Interesting subject that has me intrigued for many years. The differences between the Endurance and the Fram are mind boggling. The first was just a tough ship that was never built for expeditions like that. It was all that was at hand and was affordable for the expedition. The Fram was purpose built and was actually a very poor performing
boat as all other aspects were pretty much neglected to guarantee success of the intended expedition. The key design ingredient of the Fram is that the
hull shape is a wedge and is such that the horizontal pressure from the ice makes the
boat pop on top of it. The more pressure there is, the higher the boat comes to sit. Eventually the boat will be laying completely on top of the ice and be out of harms way. The structure of the
hull needs to be such that the pressure vs uplift ratio can be withstood.
Endurance on the other hand was built in a conventional way with vertical topsides. Only the bow and stern section were flared enough to generate some uplift. But with ice pressure concentrated on the side shell that locks the boat in place, there is no way that enough
lift can be generated to get the boat on top of the ice. Thus the pressure can built up, and there is no hull structure capable of withstanding full ice pressure in open ocean. The Nansen approach was scientific and had proper
funding and time to get a ship purpose built. The Endurance was literally a boat that was available at the time they wanted to leave.
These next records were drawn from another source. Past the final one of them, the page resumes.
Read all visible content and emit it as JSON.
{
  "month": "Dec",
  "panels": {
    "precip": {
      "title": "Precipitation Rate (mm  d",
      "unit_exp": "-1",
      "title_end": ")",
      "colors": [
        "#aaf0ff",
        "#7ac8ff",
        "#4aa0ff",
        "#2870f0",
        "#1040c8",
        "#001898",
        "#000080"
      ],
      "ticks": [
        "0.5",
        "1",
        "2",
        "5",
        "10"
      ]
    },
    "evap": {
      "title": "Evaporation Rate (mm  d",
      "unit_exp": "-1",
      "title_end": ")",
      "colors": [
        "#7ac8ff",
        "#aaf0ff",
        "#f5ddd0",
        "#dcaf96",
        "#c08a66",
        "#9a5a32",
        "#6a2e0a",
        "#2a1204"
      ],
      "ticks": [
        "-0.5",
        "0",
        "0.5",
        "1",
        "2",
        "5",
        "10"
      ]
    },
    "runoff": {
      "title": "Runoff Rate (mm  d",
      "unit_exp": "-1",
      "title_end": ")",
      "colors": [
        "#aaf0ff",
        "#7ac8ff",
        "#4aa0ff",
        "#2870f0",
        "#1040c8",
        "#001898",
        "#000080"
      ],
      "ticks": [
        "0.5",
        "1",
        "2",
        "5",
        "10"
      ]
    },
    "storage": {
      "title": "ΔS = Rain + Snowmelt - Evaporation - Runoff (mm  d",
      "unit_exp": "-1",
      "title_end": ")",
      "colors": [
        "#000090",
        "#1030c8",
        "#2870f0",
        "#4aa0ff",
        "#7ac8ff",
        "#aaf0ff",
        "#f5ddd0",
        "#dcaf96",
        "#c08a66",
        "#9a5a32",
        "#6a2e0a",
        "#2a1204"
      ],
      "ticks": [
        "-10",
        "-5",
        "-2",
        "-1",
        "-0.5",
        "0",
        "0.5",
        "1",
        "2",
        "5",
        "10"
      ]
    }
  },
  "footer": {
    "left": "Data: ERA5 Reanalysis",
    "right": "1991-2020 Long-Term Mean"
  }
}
The idea of Nansen to attempt this drift came from the Jeannette disaster. The Jeannette got trapped in the ice near Wrangel Island in the Russian Arctic and got crushed after two years of drifting in the ice. A small part of the crew made it back to land, but most perished. about 3 years later, some of the wreckage was found on the
East Coast of
Greenland. This confirmed Nansen (and others) theory that there is a transpolar ocean
current in the Arctic ocean and that it goes roughly from the Bering Strait to the
Denmark strait. Nansen needed a ship that would survive ice pressure and that could comfortably hold a crew to drift for 3 to 5 years. Being a scientist himself he of course made it a scientific expedition. They did collect invaluable baseline data about the Arctic that is still used today as reference material.
Fast forward a fat hundred years and there is 'Tara' (Ex 'Antarctica', ex 'Seamaster'). A 36m french sailing ship that was built for the exact same purpose as Nansen. In 2006 it set off to do the same drift, repeat the same experiments and a bunch more. Instead of the 3 years it took the Fram, Tara was out in about a year and a half, mostly due to the fact that almost 75% of the ice volume in the Arctic has already disappeared, making the distance shorter and the ice move faster on the currents because of less resistance on the shore lines of
Greenland and
Canada.
Last year an icebreaker from the university of Bremen did a one year drift as well to collect data in the north.
As of today, 4 crewed vessels have done an arctic drift (or Nansen drift) as well as one unmanned boat. A Russian icebreaker with
engine failure was abandoned in the 80ies(i believe) in the Russian Arctic and was picked up again off the caost of East Greenland the next year.
We just started the construction of a drift capable sailing vessel as well. 25m long, and perhaps we will set off to do something similar as Fram and Tara. The nearby future will tell more
On the first page of this thread was a picture of Tranquilo, a Bestevear frozen in the ice on Ellesmere Island. That is however a 'regular' sailboat that was built to
winter in cold places. These kind of
boats cannot withstand ice pressure in open ocean. Wintering in the arctic on such
boats is only possible when anchored in a sheltered bay without ice movement and pretty much any boat is capable of doing such a wintering. Two totally different ways of wintering a boat in the ice that have very different demands of the hull shape and the hull structure.